Yes, you can specify a file containing the column names with the -I option as follows: cat file.txt | tawk -I colnames.txt 'program'

Can I use tawk if the row with the column names does not start with a special character?

Yes, you can specify the empty character with -s "". Refer to -s Option for more details.

I get a list of syntax errors from gawk… what is the problem?
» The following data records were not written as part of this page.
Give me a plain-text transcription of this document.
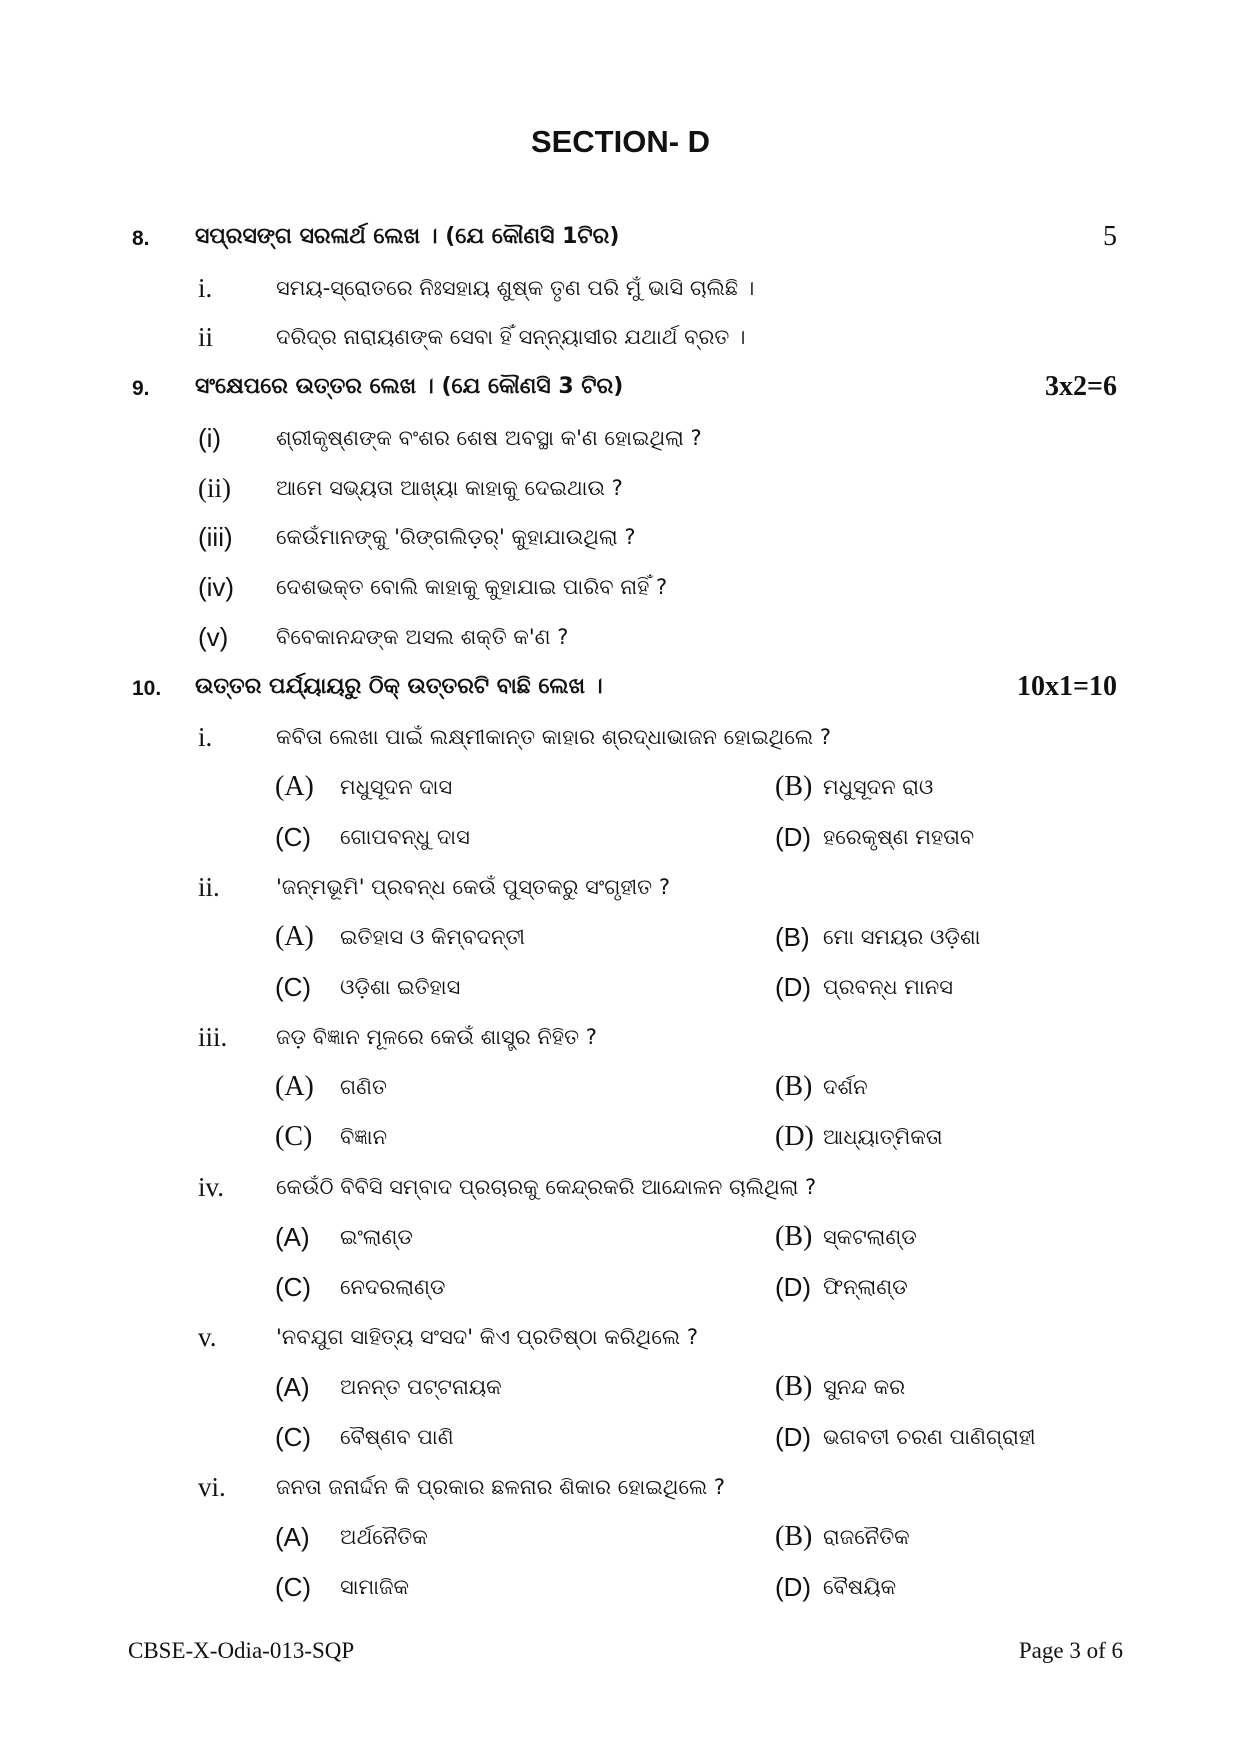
SECTION- D
8. ସପ୍ରସଙ୍ଗ ସରଳାର୍ଥ ଲେଖ । (ଯେ କୌଣସି 1ଟିର)	5
i.	ସମୟ-ସ୍ରୋତରେ ନିଃସହାୟ ଶୁଷ୍କ ତୃଣ ପରି ମୁଁ ଭାସି ଚାଲିଛି ।
ii	ଦରିଦ୍ର ନାରାୟଣଙ୍କ ସେବା ହିଁ ସନ୍ନ୍ୟାସୀର ଯଥାର୍ଥ ବ୍ରତ ।
9. ସଂକ୍ଷେପରେ ଉତ୍ତର ଲେଖ । (ଯେ କୌଣସି 3 ଟିର)	3x2=6
(i)	ଶ୍ରୀକୃଷ୍ଣଙ୍କ ବଂଶର ଶେଷ ଅବସ୍ଥା କ'ଣ ହୋଇଥିଲା ?
(ii) ଆମେ ସଭ୍ୟତା ଆଖ୍ୟା କାହାକୁ ଦେଇଥାଉ ?
(iii) କେଉଁମାନଙ୍କୁ 'ରିଙ୍ଗଲିଡ଼ର୍' କୁହାଯାଉଥିଲା ?
(iv) ଦେଶଭକ୍ତ ବୋଲି କାହାକୁ କୁହାଯାଇ ପାରିବ ନାହିଁ ?
(v) ବିବେକାନନ୍ଦଙ୍କ ଅସଲ ଶକ୍ତି କ'ଣ ?
10. ଉତ୍ତର ପର୍ଯ୍ୟାୟରୁ ଠିକ୍ ଉତ୍ତରଟି ବାଛି ଲେଖ ।	10x1=10
i.	କବିତା ଲେଖା ପାଇଁ ଲକ୍ଷ୍ମୀକାନ୍ତ କାହାର ଶ୍ରଦ୍ଧାଭାଜନ ହୋଇଥିଲେ ?
(A) ମଧୁସୂଦନ ଦାସ	(B) ମଧୁସୂଦନ ରାଓ
(C) ଗୋପବନ୍ଧୁ ଦାସ	(D) ହରେକୃଷ୍ଣ ମହତାବ
ii.	'ଜନ୍ମଭୂମି' ପ୍ରବନ୍ଧ କେଉଁ ପୁସ୍ତକରୁ ସଂଗୃହୀତ ?
(A) ଇତିହାସ ଓ କିମ୍ବଦନ୍ତୀ	(B) ମୋ ସମୟର ଓଡ଼ିଶା
(C) ଓଡ଼ିଶା ଇତିହାସ	(D) ପ୍ରବନ୍ଧ ମାନସ
iii. ଜଡ଼ ବିଜ୍ଞାନ ମୂଳରେ କେଉଁ ଶାସ୍ତ୍ର ନିହିତ ?
(A) ଗଣିତ	(B) ଦର୍ଶନ
(C) ବିଜ୍ଞାନ	(D) ଆଧ୍ୟାତ୍ମିକତା
iv. କେଉଁଠି ବିବିସି ସମ୍ବାଦ ପ୍ରଚାରକୁ କେନ୍ଦ୍ରକରି ଆନ୍ଦୋଳନ ଚାଲିଥିଲା ?
(A) ଇଂଲାଣ୍ଡ	(B) ସ୍କଟଲାଣ୍ଡ
(C) ନେଦରଲାଣ୍ଡ	(D) ଫିନ୍‌ଲାଣ୍ଡ
v.	'ନବଯୁଗ ସାହିତ୍ୟ ସଂସଦ' କିଏ ପ୍ରତିଷ୍ଠା କରିଥିଲେ ?
(A) ଅନନ୍ତ ପଟ୍ଟନାୟକ	(B) ସୁନନ୍ଦ କର
(C) ବୈଷ୍ଣବ ପାଣି	(D) ଭଗବତୀ ଚରଣ ପାଣିଗ୍ରାହୀ
vi. ଜନତା ଜନାର୍ଦ୍ଦନ କି ପ୍ରକାର ଛଳନାର ଶିକାର ହୋଇଥିଲେ ?
(A) ଅର୍ଥନୈତିକ	(B) ରାଜନୈତିକ
(C) ସାମାଜିକ	(D) ବୈଷୟିକ
CBSE-X-Odia-013-SQP	Page 3 of 6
The name of the columns is used to create variable names. If it contains forbidden characters, then an error similar to the following is reported:

gawk: /tmp/fileBndhdf:3: col-name = 3
gawk: /tmp/fileBndhdf:3:
^ syntax error

Although tawk will try to replace forbidden characters with underscore, the best practice is to use only alphanumeric characters (A-Z, a-z, 0-9) and underscore as column names. Note that a column name MUST NOT start with a number.

Tawk cannot find the column names… what is the problem?

First, make sure the comment char (-s option) is correctly set for your file (the default is "%"). Second, make sure the column names do not contain forbidden characters, i.e., use only alphanumeric and underscore and do not start with a number. If the row with column names is not the last one to start with the separator character, then specify the line number (NR) as follows: -s '#NR==3' or -s '%NR==2'. Refer to -s Option for more details.

How to make tawk faster?

Tawk tries to validate the column names by ensuring that no column names is equal to a function name and that all column names used in the program exist. This verification process is quite slow and can easily by disabled by using the -t option.